Bruxelle veut se donner du temps
Cette initiative pour laquelle la France bataille depuis plusieurs mois a été accueillie avec une certaine prudence par Bruxelles. « À ce stade nous voulons donner une chance aux travaux internationaux – avec l’OCDE et le G20 – gages d’une démarche plus largement partagée avec nos partenaires, et qui devraient aboutir d’ici la fin de l’année », a précisé le commissaire européen aux Affaires économiques et Monétaires, à la Fiscalité et à l’Union douanière, Pierre Moscovici. Quelle issue si cette voie internationale ne donne pas de résultats satisfaisants ? « Il faudra avancer au niveau européen, ensemble, dès le printemps prochain, en examinant toutes les options possibles. Les questions sont nombreuses et complexes : faut-il taxer le chiffre d’affaires ou les bénéfices? Comment mesure-t-on la présence d’une entreprise du secteur numérique dans un pays? », s’interroge Pierre Moscovici. Si le débat est d’ores et déjà lancé le débat avec les États membres pour trouver une solution fiscalement efficace et stratégiquement intelligente, le commissaire européen a rappelé l’impérieuse nécessité « d’avancer à 27 – et donc éviter la marche en ordre dispersé. Pourquoi ? Parce qu’en matière de fiscalité, il faut toujours appliquer le principe du plus grand dénominateur commun. Moins la réponse est globale, plus les entreprises peuvent jouer des différences entre les codes des impôts nationaux pour éviter de payer leur juste part. Avec les bricolages nationaux, on aurait d’un côté des paradis numériques où iraient s’installer les entreprises pour leur fiscalité avantageuse, et de l’autre un enfer administratif pour les entreprises européennes qui veulent se développer sur le marché unique » , avertit Pierre Moscovici. Quelle forme prendrait cete taxation ? Le commissaire européen affirme sa préférence pour une définition du concept de « présence digitale » dans la proposition communautaire sur l’assiette commune pour l’impôt sur les sociétés (ACCIS). « Cette solution européenne en cours de discussion résoudrait toutes les questions d’un coup, parce que c’est une réforme d’envergure. La question est globale et structurelle, elle mérite une réponse également globale et structurelle. Au lieu de mettre une rustine, on changerait la roue », conclut Pierre Moscovici.

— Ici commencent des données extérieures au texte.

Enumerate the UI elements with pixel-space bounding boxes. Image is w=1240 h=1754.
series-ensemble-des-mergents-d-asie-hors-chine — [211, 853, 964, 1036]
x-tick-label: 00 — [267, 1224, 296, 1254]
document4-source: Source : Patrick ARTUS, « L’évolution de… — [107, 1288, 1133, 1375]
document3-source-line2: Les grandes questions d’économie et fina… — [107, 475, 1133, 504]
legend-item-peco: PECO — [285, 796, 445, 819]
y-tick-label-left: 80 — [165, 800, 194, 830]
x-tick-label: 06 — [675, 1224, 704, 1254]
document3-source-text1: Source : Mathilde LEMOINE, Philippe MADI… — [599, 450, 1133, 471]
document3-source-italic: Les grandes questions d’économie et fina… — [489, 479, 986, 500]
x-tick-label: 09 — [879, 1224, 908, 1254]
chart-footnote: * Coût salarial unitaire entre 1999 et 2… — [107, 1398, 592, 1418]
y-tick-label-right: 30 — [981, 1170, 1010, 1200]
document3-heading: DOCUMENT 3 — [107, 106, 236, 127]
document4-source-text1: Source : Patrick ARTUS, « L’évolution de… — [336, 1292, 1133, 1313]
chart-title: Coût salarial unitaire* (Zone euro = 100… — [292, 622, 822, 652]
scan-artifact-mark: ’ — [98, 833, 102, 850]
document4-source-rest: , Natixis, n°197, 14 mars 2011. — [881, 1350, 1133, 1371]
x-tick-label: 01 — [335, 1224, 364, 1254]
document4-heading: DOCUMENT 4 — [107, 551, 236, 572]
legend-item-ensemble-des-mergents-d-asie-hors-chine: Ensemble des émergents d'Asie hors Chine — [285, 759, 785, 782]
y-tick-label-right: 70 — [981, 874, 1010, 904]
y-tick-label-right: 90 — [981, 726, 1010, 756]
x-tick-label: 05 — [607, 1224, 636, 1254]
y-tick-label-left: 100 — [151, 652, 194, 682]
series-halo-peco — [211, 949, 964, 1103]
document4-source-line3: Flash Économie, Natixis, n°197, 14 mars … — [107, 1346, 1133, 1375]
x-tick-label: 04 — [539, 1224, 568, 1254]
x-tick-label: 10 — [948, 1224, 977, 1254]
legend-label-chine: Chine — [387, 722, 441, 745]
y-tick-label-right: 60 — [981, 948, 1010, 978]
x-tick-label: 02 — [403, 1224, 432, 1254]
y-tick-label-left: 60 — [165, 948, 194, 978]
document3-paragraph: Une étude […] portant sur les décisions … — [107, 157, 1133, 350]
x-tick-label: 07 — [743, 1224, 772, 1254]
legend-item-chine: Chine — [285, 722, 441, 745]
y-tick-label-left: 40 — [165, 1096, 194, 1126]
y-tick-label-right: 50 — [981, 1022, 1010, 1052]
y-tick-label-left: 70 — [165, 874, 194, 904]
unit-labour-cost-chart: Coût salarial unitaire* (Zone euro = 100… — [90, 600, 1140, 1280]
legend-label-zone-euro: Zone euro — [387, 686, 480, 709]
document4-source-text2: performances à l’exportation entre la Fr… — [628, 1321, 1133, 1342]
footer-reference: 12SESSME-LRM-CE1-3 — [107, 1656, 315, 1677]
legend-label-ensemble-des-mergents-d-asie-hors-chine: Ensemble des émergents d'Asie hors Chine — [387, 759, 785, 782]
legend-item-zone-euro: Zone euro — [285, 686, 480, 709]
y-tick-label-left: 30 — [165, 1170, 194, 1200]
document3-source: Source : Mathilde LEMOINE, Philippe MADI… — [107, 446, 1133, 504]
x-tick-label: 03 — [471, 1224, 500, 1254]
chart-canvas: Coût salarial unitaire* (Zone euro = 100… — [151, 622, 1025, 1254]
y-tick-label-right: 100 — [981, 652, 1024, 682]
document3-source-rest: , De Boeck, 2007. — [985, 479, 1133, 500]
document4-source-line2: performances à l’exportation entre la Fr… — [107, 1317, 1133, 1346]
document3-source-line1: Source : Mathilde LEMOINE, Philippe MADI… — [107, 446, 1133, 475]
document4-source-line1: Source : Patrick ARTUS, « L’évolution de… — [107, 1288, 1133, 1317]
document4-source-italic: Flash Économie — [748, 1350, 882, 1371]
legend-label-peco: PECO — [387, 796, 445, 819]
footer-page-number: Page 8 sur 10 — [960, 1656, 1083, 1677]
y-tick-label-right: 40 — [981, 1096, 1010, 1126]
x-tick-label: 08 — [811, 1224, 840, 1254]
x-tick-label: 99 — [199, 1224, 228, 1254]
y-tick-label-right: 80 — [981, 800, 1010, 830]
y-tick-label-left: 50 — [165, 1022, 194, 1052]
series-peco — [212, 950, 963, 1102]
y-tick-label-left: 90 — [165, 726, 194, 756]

Le critère de la collecte et l’utilisation des données à caractère personnel
Le rapport préparé par Alain Lamassoure et Paul Tang co-rapporteurs au Parlement européen du projet de création d’une assiette commune consolidée pour l’impôt sur les sociétés (Accis) à l’échelle européenne et dévoilé cet été intègre les spécificités du numérique dans un cadre unique européen. Il propose d’instaurer un nouveau critère de mesure de la présence « numérique » d’une entreprise dans un pays. Pour ce faire, ils propose d’intégrer aux critères de l’ACCIS un quatrième facteur : la collecte et l’utilisation des données à caractère personnel des utilisateurs de services et de plates-formes en ligne dans chacun des pays où leurs services sont utilisés. Aux trois critères permettant aujourd’hui d’évaluer l’activité d’une entreprise dans un pays : son siège social et ses établissement, son personnel et son chiffre d’affaires, s’ajoute un quatrième critère les données personnelles collectées. Ce dernier critère n’est pas délocalisable, précisent les rapporteurs. Il est facile de savoir si elles appartiennent ou non à un ressortissant français et il est tout aussi aisé d’en quantifier le volume. Ce projet a le mérite de ne pas cibler exclusivement les GAFA mais toutes les entreprises exerçant une activité numérique.